Embedded Python synchronization in a multi-threaded program

Here is an example of using a Python interpreter in a multithreaded program:

#include <python.h>
#include <boost/thread.hpp>

void f(const char* code)
{
    static volatile auto counter = 0;
    for(; counter < 20; ++counter)
    {
        auto state = PyGILState_Ensure();
        PyRun_SimpleString(code);
        PyGILState_Release(state);

        boost::this_thread::yield();
    }
}

int main()
{
    PyEval_InitThreads();
    Py_Initialize();
    PyRun_SimpleString("x = 0\n");
    auto mainstate = PyEval_SaveThread();

    auto thread1 = boost::thread(f, "print('thread #1, x =', x)\nx += 1\n");
    auto thread2 = boost::thread(f, "print('thread #2, x =', x)\nx += 1\n");
    thread1.join();
    thread2.join();

    PyEval_RestoreThread(mainstate);
    Py_Finalize();
}

It looks great, but it is not in sync. The Python interpreter issues and reloads the GIL several times during PyRun_SimpleString (see docs, page # 2 ).

We can serialize the PyRun_SimpleString call using our own synchronization object, but this is the wrong way.

Python has its own synchronization modules - _threadand threading.

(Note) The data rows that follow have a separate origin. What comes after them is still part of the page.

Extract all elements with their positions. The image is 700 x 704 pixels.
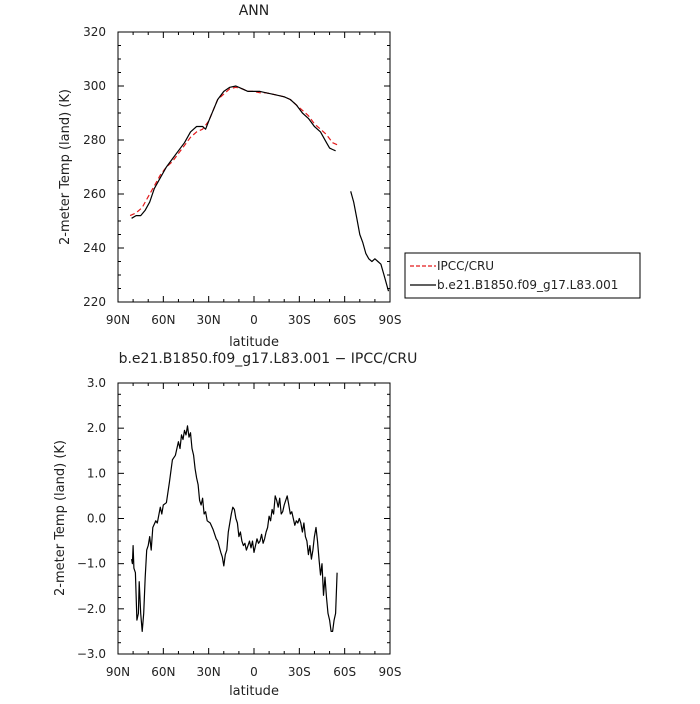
panel2-plot-frame bbox=[117, 382, 391, 655]
x-tick-label: 60N bbox=[151, 665, 175, 679]
series-line-ipcc-cru-0 bbox=[129, 86, 339, 217]
x-tick-label: 0 bbox=[250, 313, 258, 327]
x-tick-label: 90N bbox=[106, 665, 130, 679]
panel2-series-lines bbox=[131, 425, 338, 633]
x-tick-label: 0 bbox=[250, 665, 258, 679]
x-tick-label: 60S bbox=[333, 313, 356, 327]
panel1-ylabel: 2-meter Temp (land) (K) bbox=[58, 89, 73, 245]
y-tick-label: 1.0 bbox=[87, 466, 106, 480]
panel2-y-axis: −3.0 −2.0 −1.0 0.0 1.0 2.0 3.0 bbox=[77, 376, 390, 661]
y-tick-label: 300 bbox=[83, 79, 106, 93]
series-line-difference-0 bbox=[131, 425, 338, 633]
panel2-xlabel: latitude bbox=[229, 684, 279, 699]
series-line-b-e21-b1850-f09-g17-l83-001-1 bbox=[350, 191, 390, 292]
y-tick-label: 220 bbox=[83, 295, 106, 309]
panel-annual-temperature: ANN 2-meter Temp (land) (K) latitude 220… bbox=[58, 3, 401, 350]
y-tick-label: 3.0 bbox=[87, 376, 106, 390]
y-tick-label: −1.0 bbox=[77, 557, 106, 571]
panel2-x-axis: 90N 60N 30N 0 30S 60S 90S bbox=[106, 383, 402, 679]
panel1-y-axis: 220 240 260 280 300 320 bbox=[83, 25, 390, 309]
panel2-ylabel: 2-meter Temp (land) (K) bbox=[53, 440, 68, 596]
y-tick-label: 240 bbox=[83, 241, 106, 255]
x-tick-label: 90S bbox=[379, 665, 402, 679]
x-tick-label: 60N bbox=[151, 313, 175, 327]
panel-difference: b.e21.B1850.f09_g17.L83.001 − IPCC/CRU 2… bbox=[53, 351, 417, 699]
x-tick-label: 30N bbox=[197, 665, 221, 679]
y-tick-label: 0.0 bbox=[87, 512, 106, 526]
x-tick-label: 30S bbox=[288, 665, 311, 679]
legend-box bbox=[404, 252, 641, 299]
x-tick-label: 60S bbox=[333, 665, 356, 679]
y-tick-label: 260 bbox=[83, 187, 106, 201]
x-tick-label: 30N bbox=[197, 313, 221, 327]
x-tick-label: 90S bbox=[379, 313, 402, 327]
series-line-b-e21-b1850-f09-g17-l83-001-0 bbox=[131, 85, 336, 219]
legend-label-ipcc-cru: IPCC/CRU bbox=[437, 259, 494, 273]
panel1-xlabel: latitude bbox=[229, 335, 279, 350]
panel1-plot-frame bbox=[117, 31, 391, 303]
panel1-series-lines bbox=[129, 85, 390, 292]
x-tick-label: 30S bbox=[288, 313, 311, 327]
panel2-title: b.e21.B1850.f09_g17.L83.001 − IPCC/CRU bbox=[119, 351, 418, 367]
y-tick-label: −2.0 bbox=[77, 602, 106, 616]
panel1-title: ANN bbox=[239, 3, 270, 19]
y-tick-label: 280 bbox=[83, 133, 106, 147]
y-tick-label: 2.0 bbox=[87, 421, 106, 435]
y-tick-label: −3.0 bbox=[77, 647, 106, 661]
legend-label-model: b.e21.B1850.f09_g17.L83.001 bbox=[437, 278, 618, 292]
x-tick-label: 90N bbox=[106, 313, 130, 327]
legend: IPCC/CRU b.e21.B1850.f09_g17.L83.001 bbox=[404, 252, 641, 299]
panel1-x-axis: 90N 60N 30N 0 30S 60S 90S bbox=[106, 32, 402, 327]
y-tick-label: 320 bbox=[83, 25, 106, 39]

But they do not work in this code:

Py_Initialize();
PyRun_SimpleString(R"(
import _thread
sync = _thread.allocate_lock()

x = 0
)");

auto mainstate = PyEval_SaveThread();

auto thread1 = boost::thread(f, R"(
with sync:
    print('thread #1, x =', x)
    x += 1
)");
  • It gives an error File "<string>", line 3, in <module> NameError: name '_[1]' is not definedand deadlock.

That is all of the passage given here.